The Florida Project

À la sortie d’une salle de cinéma, il est parfois difficile de dire si on a aimé le film qu’on vient de voir ou pas. On est perplexe ou tiraillé. Tout dépend de la salle, de l’heure, l’après-midi ou le soir, de l’humeur qu’on a ce jour-là, si on est seule ou accompagnée, et par qui.

J’en ai encore fait l’expérience récemment. C’était près de la Place Clichy à la sortie du Cinéma des Cinéastes où je venais de voir The Florida Project.

Souvent le lendemain on a les idées plus claires. Et le surlendemain plus encore. Et là, la tendance s’inverse, à l’hésitation de la veille succède le côté péremptoire du jugement. Très exagéré souvent. Du type : « C’est un chef-d’œuvre » ou « Quel navet ! ». Réaction et contre-réaction fréquente chez les jeunes qui se cherchent une personnalité et se doivent pour cela d’avoir une opinion tranchée sur tout et notamment en art.

Jeune moi-même, je n’ai pourtant pas hésité longtemps. En un mot comme en mille, le film de Sean Baker The Florida Project est excellent. Certes l’histoire a du mal à démarrer car en fait, il n’y a pas vraiment d’histoire. Ce n’est pas une comédie, ce n’est pas un drame non plus. C’est finalement ce qu’il est convenu d’appeler « une tranche de vie ». Celle d’une banlieue pauvre en Floride, et plus particulièrement celle de Moonee, petite fille âgée de six ans vivant avec sa très jeune mère, dans un motel proche de Disneyland. Jeune et joyeuse, la petite fille fait les 400 coups avec d’autres gamins du motel.

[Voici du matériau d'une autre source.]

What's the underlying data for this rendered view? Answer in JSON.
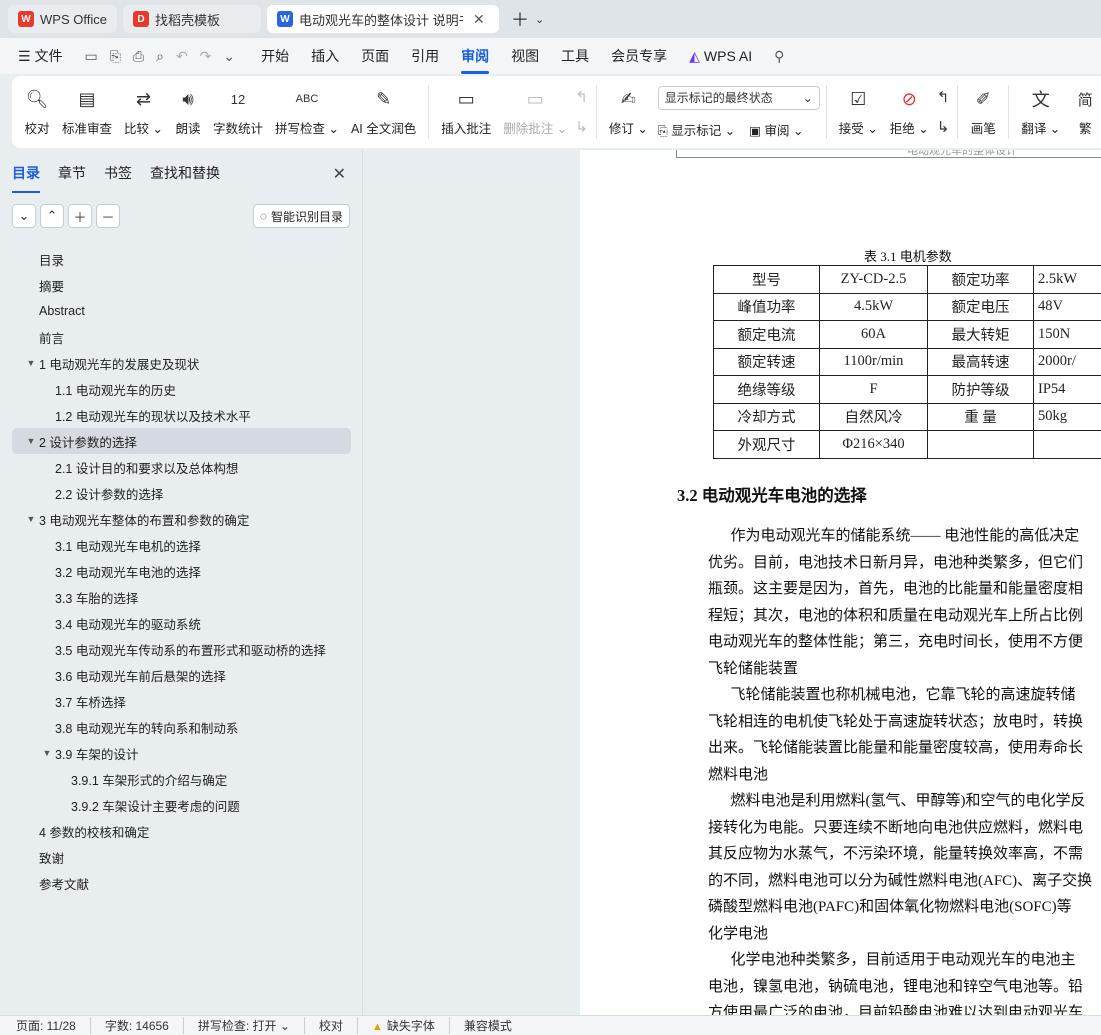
{
  "tabs": [
    {
      "label": "WPS Office",
      "logo": "W",
      "color": "#e8392f"
    },
    {
      "label": "找稻壳模板",
      "logo": "D",
      "color": "#e8392f"
    },
    {
      "label": "电动观光车的整体设计 说明书",
      "logo": "W",
      "color": "#2a64e0"
    }
  ],
  "menu": {
    "file": "文件",
    "items": [
      "开始",
      "插入",
      "页面",
      "引用",
      "审阅",
      "视图",
      "工具",
      "会员专享"
    ],
    "active": "审阅",
    "ai": "WPS AI"
  },
  "ribbon": {
    "proofread": "校对",
    "standard_review": "标准审查",
    "compare": "比较",
    "read_aloud": "朗读",
    "word_count": "字数统计",
    "spell_check": "拼写检查",
    "ai_polish": "AI 全文润色",
    "insert_comment": "插入批注",
    "delete_comment": "删除批注",
    "revise": "修订",
    "show_markup_select": "显示标记的最终状态",
    "show_markup": "显示标记",
    "review": "审阅",
    "accept": "接受",
    "reject": "拒绝",
    "pen": "画笔",
    "translate": "翻译",
    "simplify": "简"
  },
  "nav": {
    "tabs": [
      "目录",
      "章节",
      "书签",
      "查找和替换"
    ],
    "smart_toc": "智能识别目录",
    "toc": [
      {
        "label": "目录",
        "level": 1,
        "caret": false
      },
      {
        "label": "摘要",
        "level": 1,
        "caret": false
      },
      {
        "label": "Abstract",
        "level": 1,
        "caret": false
      },
      {
        "label": "前言",
        "level": 1,
        "caret": false
      },
      {
        "label": "1  电动观光车的发展史及现状",
        "level": 1,
        "caret": true
      },
      {
        "label": "1.1 电动观光车的历史",
        "level": 2,
        "caret": false
      },
      {
        "label": "1.2  电动观光车的现状以及技术水平",
        "level": 2,
        "caret": false
      },
      {
        "label": "2 设计参数的选择",
        "level": 1,
        "caret": true,
        "selected": true
      },
      {
        "label": "2.1    设计目的和要求以及总体构想",
        "level": 2,
        "caret": false
      },
      {
        "label": "2.2 设计参数的选择",
        "level": 2,
        "caret": false
      },
      {
        "label": "3  电动观光车整体的布置和参数的确定",
        "level": 1,
        "caret": true
      },
      {
        "label": "3.1 电动观光车电机的选择",
        "level": 2,
        "caret": false
      },
      {
        "label": "3.2 电动观光车电池的选择",
        "level": 2,
        "caret": false
      },
      {
        "label": "3.3  车胎的选择",
        "level": 2,
        "caret": false
      },
      {
        "label": "3.4 电动观光车的驱动系统",
        "level": 2,
        "caret": false
      },
      {
        "label": "3.5  电动观光车传动系的布置形式和驱动桥的选择",
        "level": 2,
        "caret": false
      },
      {
        "label": "3.6  电动观光车前后悬架的选择",
        "level": 2,
        "caret": false
      },
      {
        "label": "3.7  车桥选择",
        "level": 2,
        "caret": false
      },
      {
        "label": "3.8  电动观光车的转向系和制动系",
        "level": 2,
        "caret": false
      },
      {
        "label": "3.9 车架的设计",
        "level": 2,
        "caret": true
      },
      {
        "label": "3.9.1 车架形式的介绍与确定",
        "level": 3,
        "caret": false
      },
      {
        "label": "3.9.2 车架设计主要考虑的问题",
        "level": 3,
        "caret": false
      },
      {
        "label": "4  参数的校核和确定",
        "level": 1,
        "caret": false
      },
      {
        "label": "致谢",
        "level": 1,
        "caret": false
      },
      {
        "label": "参考文献",
        "level": 1,
        "caret": false
      }
    ]
  },
  "doc": {
    "header_text": "电动观光车的整体设计",
    "table_caption": "表 3.1  电机参数",
    "table": [
      [
        "型号",
        "ZY-CD-2.5",
        "额定功率",
        "2.5kW"
      ],
      [
        "峰值功率",
        "4.5kW",
        "额定电压",
        "48V"
      ],
      [
        "额定电流",
        "60A",
        "最大转矩",
        "150N"
      ],
      [
        "额定转速",
        "1100r/min",
        "最高转速",
        "2000r/"
      ],
      [
        "绝缘等级",
        "F",
        "防护等级",
        "IP54"
      ],
      [
        "冷却方式",
        "自然风冷",
        "重  量",
        "50kg"
      ],
      [
        "外观尺寸",
        "Φ216×340",
        "",
        ""
      ]
    ],
    "heading": "3.2 电动观光车电池的选择",
    "lines": [
      "      作为电动观光车的储能系统—— 电池性能的高低决定",
      "优劣。目前，电池技术日新月异，电池种类繁多，但它们",
      "瓶颈。这主要是因为，首先，电池的比能量和能量密度相",
      "程短；其次，电池的体积和质量在电动观光车上所占比例",
      "电动观光车的整体性能；第三，充电时间长，使用不方便",
      "飞轮储能装置",
      "      飞轮储能装置也称机械电池，它靠飞轮的高速旋转储",
      "飞轮相连的电机使飞轮处于高速旋转状态；放电时，转换",
      "出来。飞轮储能装置比能量和能量密度较高，使用寿命长",
      "燃料电池",
      "      燃料电池是利用燃料(氢气、甲醇等)和空气的电化学反",
      "接转化为电能。只要连续不断地向电池供应燃料，燃料电",
      "其反应物为水蒸气，不污染环境，能量转换效率高，不需",
      "的不同，燃料电池可以分为碱性燃料电池(AFC)、离子交换",
      "磷酸型燃料电池(PAFC)和固体氧化物燃料电池(SOFC)等",
      "化学电池",
      "      化学电池种类繁多，目前适用于电动观光车的电池主",
      "电池，镍氢电池，钠硫电池，锂电池和锌空气电池等。铅",
      "方使用最广泛的电池，目前铅酸电池难以达到电动观光车"
    ]
  },
  "status": {
    "page": "页面: 11/28",
    "words": "字数: 14656",
    "spell": "拼写检查: 打开",
    "proof": "校对",
    "missing_font": "缺失字体",
    "compat": "兼容模式"
  },
  "colors": {
    "accent": "#1a5fd8",
    "wps_red": "#e8392f",
    "ai_purple": "#6a3cf0"
  }
}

C’est gentil, parfois un peu longuet. On sait cependant qu’on va vers un drame, forcément. Tout nous dit qu’on y va, et que, suite à tout ce mélange de guimauve et de pauvreté finalement joyeuse, la chute n’en sera que plus dure. Le bruit en sourdine quasi permanent des hélicoptères nous en convainc en donnant une atmosphère de tension en arrière fond comme s’il s’agissait d’oiseaux de mauvais augure.

Les héros du film sont des enfants. Ce sont eux les narrateurs et c’est par leurs yeux que l’on vit, nous aussi, dans cette petite communauté. Toute une atmosphère est créée. Une alchimie de petits riens, derrière laquelle il y a un grand magicien. Manifestement, Sean Baker n’est pas né de la dernière pluie et dans tous les domaines, on voit que l’on a affaire à un maître.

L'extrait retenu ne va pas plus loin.